棚を整理しているとき、ふと托卵というモチーフが並ぶ棚に目が止まった。単純な自然観察を超えて、人間関係やアイデンティティの入れ替わりを描く作品が多いことに改めて気づかされる。
個人的にまず手に取るのは『Invasion of the Body Snatchers』だ。外からやってきて元の居場所を奪うという恐怖が、托卵の“他者が自分の場所に入り込む”感覚と響きあう。SFホラーとしての読み応えはもちろんだが、置き換えられる不安を社会的メタファーとして味わえるところが魅力だ。

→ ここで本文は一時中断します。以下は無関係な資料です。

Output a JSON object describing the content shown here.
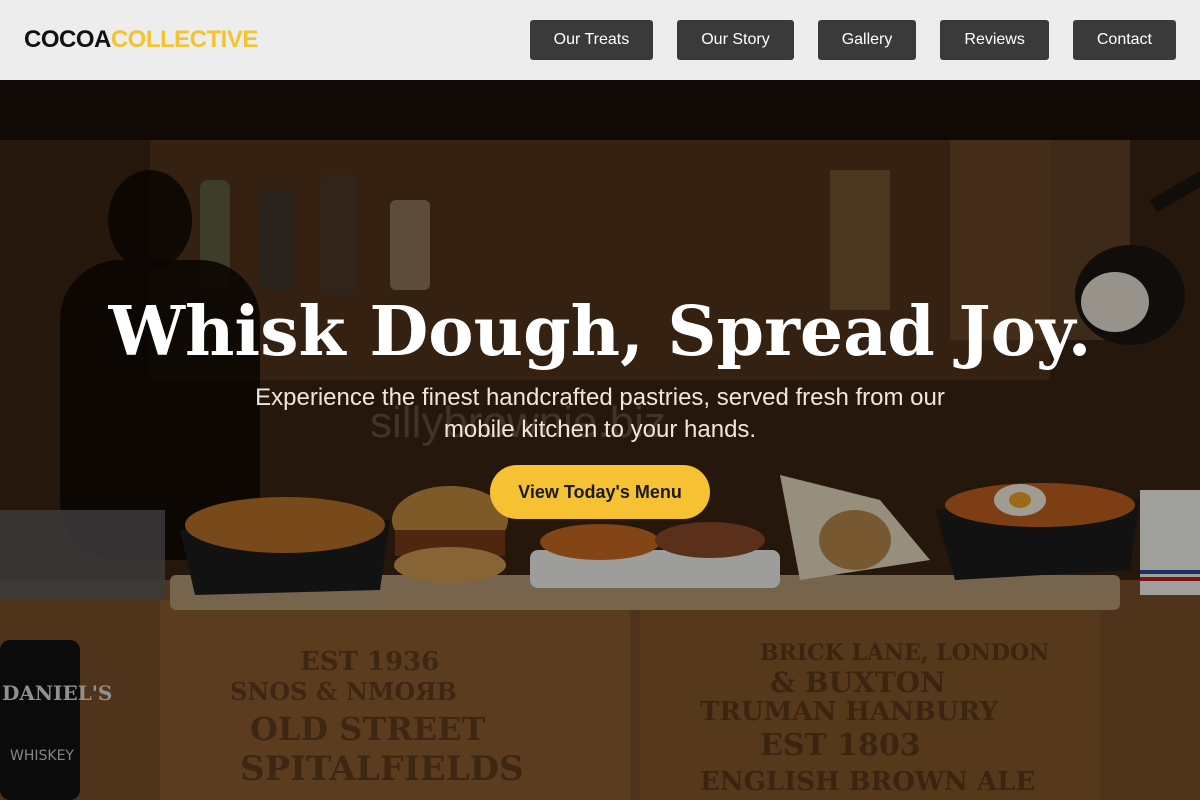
{
  "header": {
    "logo_part1": "COCOA",
    "logo_part2": "COLLECTIVE",
    "nav": [
      {
        "label": "Our Treats"
      },
      {
        "label": "Our Story"
      },
      {
        "label": "Gallery"
      },
      {
        "label": "Reviews"
      },
      {
        "label": "Contact"
      }
    ]
  },
  "hero": {
    "headline": "Whisk Dough, Spread Joy.",
    "subtitle": "Experience the finest handcrafted pastries, served fresh from our mobile kitchen to your hands.",
    "cta_label": "View Today's Menu",
    "watermark": "sillybrownie.biz"
  },
  "colors": {
    "accent": "#f6c233",
    "logo_accent": "#f4c430",
    "nav_button": "#3a3a3a",
    "header_bg": "#ededed"
  }
}
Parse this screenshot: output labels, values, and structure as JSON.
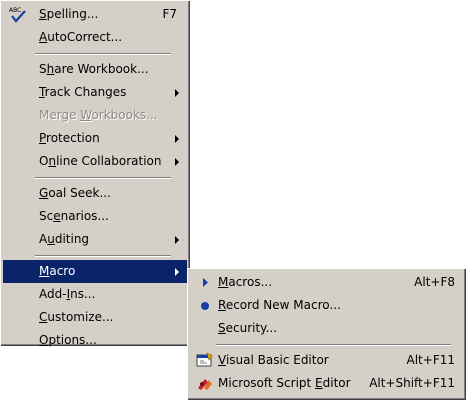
{
  "tools_menu": {
    "items": [
      {
        "pre": "",
        "u": "S",
        "post": "pelling...",
        "shortcut": "F7",
        "icon": "spelling-icon"
      },
      {
        "pre": "",
        "u": "A",
        "post": "utoCorrect..."
      },
      {
        "pre": "S",
        "u": "h",
        "post": "are Workbook..."
      },
      {
        "pre": "",
        "u": "T",
        "post": "rack Changes"
      },
      {
        "pre": "Merge ",
        "u": "W",
        "post": "orkbooks..."
      },
      {
        "pre": "",
        "u": "P",
        "post": "rotection"
      },
      {
        "pre": "O",
        "u": "n",
        "post": "line Collaboration"
      },
      {
        "pre": "",
        "u": "G",
        "post": "oal Seek..."
      },
      {
        "pre": "Sc",
        "u": "e",
        "post": "narios..."
      },
      {
        "pre": "A",
        "u": "u",
        "post": "diting"
      },
      {
        "pre": "",
        "u": "M",
        "post": "acro"
      },
      {
        "pre": "Add-",
        "u": "I",
        "post": "ns..."
      },
      {
        "pre": "",
        "u": "C",
        "post": "ustomize..."
      },
      {
        "pre": "",
        "u": "O",
        "post": "ptions..."
      }
    ]
  },
  "macro_submenu": {
    "items": [
      {
        "pre": "",
        "u": "M",
        "post": "acros...",
        "shortcut": "Alt+F8",
        "icon": "play-macro-icon"
      },
      {
        "pre": "",
        "u": "R",
        "post": "ecord New Macro...",
        "icon": "record-icon"
      },
      {
        "pre": "",
        "u": "S",
        "post": "ecurity..."
      },
      {
        "pre": "",
        "u": "V",
        "post": "isual Basic Editor",
        "shortcut": "Alt+F11",
        "icon": "visual-basic-icon"
      },
      {
        "pre": "Microsoft Script ",
        "u": "E",
        "post": "ditor",
        "shortcut": "Alt+Shift+F11",
        "icon": "script-editor-icon"
      }
    ]
  },
  "colors": {
    "menu_bg": "#d4d0c8",
    "highlight": "#0a246a",
    "disabled_text": "#8d8b86"
  }
}
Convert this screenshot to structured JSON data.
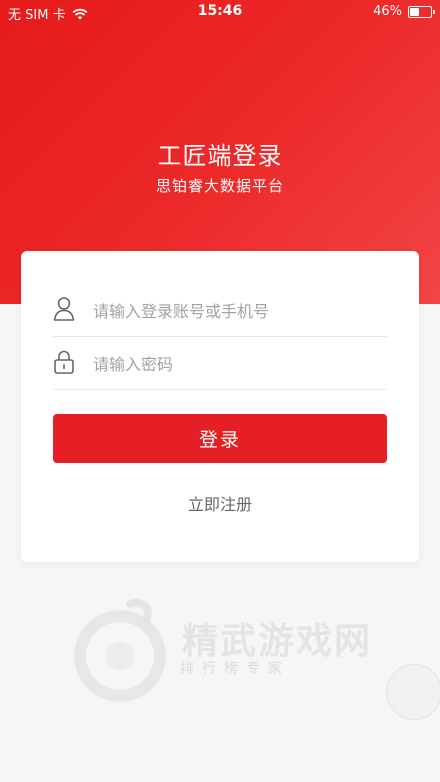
{
  "status_bar": {
    "carrier": "无 SIM 卡",
    "time": "15:46",
    "battery_text": "46%",
    "battery_level": 0.46,
    "icons": [
      "wifi-icon",
      "battery-icon"
    ]
  },
  "header": {
    "title": "工匠端登录",
    "subtitle": "思铂睿大数据平台"
  },
  "form": {
    "username_placeholder": "请输入登录账号或手机号",
    "password_placeholder": "请输入密码",
    "login_label": "登录",
    "register_label": "立即注册"
  },
  "watermark": {
    "brand": "精武游戏网",
    "slogan": "排行榜专家"
  },
  "colors": {
    "accent": "#e51f24",
    "hero_start": "#e61a1a",
    "hero_end": "#f24545"
  }
}
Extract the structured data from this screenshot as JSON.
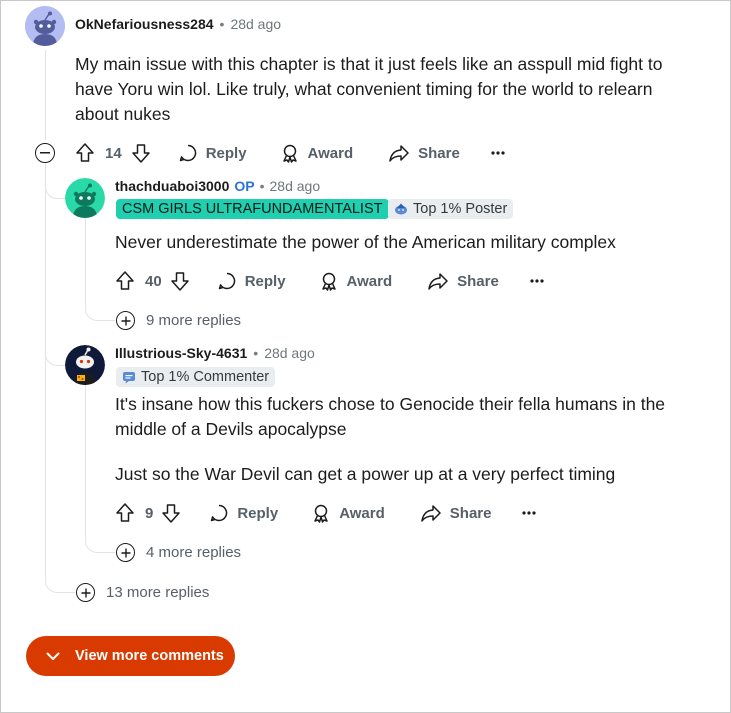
{
  "comments": [
    {
      "username": "OkNefariousness284",
      "time": "28d ago",
      "body_lines": [
        "My main issue with this chapter is that it just feels like an asspull mid fight to",
        "have Yoru win lol. Like truly, what convenient timing for the world to relearn",
        "about nukes"
      ],
      "votes": "14",
      "reply_label": "Reply",
      "award_label": "Award",
      "share_label": "Share",
      "more_replies": "13 more replies"
    },
    {
      "username": "thachduaboi3000",
      "op_label": "OP",
      "time": "28d ago",
      "flair": "CSM GIRLS ULTRAFUNDAMENTALIST",
      "badge": "Top 1% Poster",
      "body_lines": [
        "Never underestimate the power of the American military complex"
      ],
      "votes": "40",
      "reply_label": "Reply",
      "award_label": "Award",
      "share_label": "Share",
      "more_replies": "9 more replies"
    },
    {
      "username": "Illustrious-Sky-4631",
      "time": "28d ago",
      "badge": "Top 1% Commenter",
      "body_lines": [
        "It's insane how this fuckers chose to Genocide their fella humans in the",
        "middle of a Devils apocalypse",
        "",
        "Just so the War Devil can get a power up at a very perfect timing"
      ],
      "votes": "9",
      "reply_label": "Reply",
      "award_label": "Award",
      "share_label": "Share",
      "more_replies": "4 more replies"
    }
  ],
  "dot_separator": "•",
  "view_more": "View more comments",
  "colors": {
    "flair_bg": "#1fcfb0",
    "badge_bg": "#eaedef",
    "button_bg": "#d93a00",
    "op": "#2b73d8"
  },
  "icons": [
    "reddit-avatar-icon",
    "collapse-icon",
    "upvote-icon",
    "downvote-icon",
    "comment-icon",
    "award-icon",
    "share-icon",
    "more-icon",
    "expand-plus-icon",
    "chevron-down-icon"
  ]
}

次に勧めたいのは『The Handmaid's Tale』。こちらは生殖や育児が管理される社会を通して、人の身体が他者の目的に寄せられるさまを克明に描く。托卵の生物学的行為とは異なるが、子をめぐる“所有”と“代理”の問題を考えるには打ってつけだ。最後に、タイトルだけで引き込まれる『The Cuckoo's Calling』を挙げる。探偵小説としての展開を楽しみつつ、タイトルが示すように“居場所と代替”のイメージが物語に層を与えている。
来る人に説明するときは、直接的な托卵描写の有無を分けて紹介すると喜ばれる。ジャンルは違っても、根底にあるテーマが共鳴するのを感じてもらえるはずだ。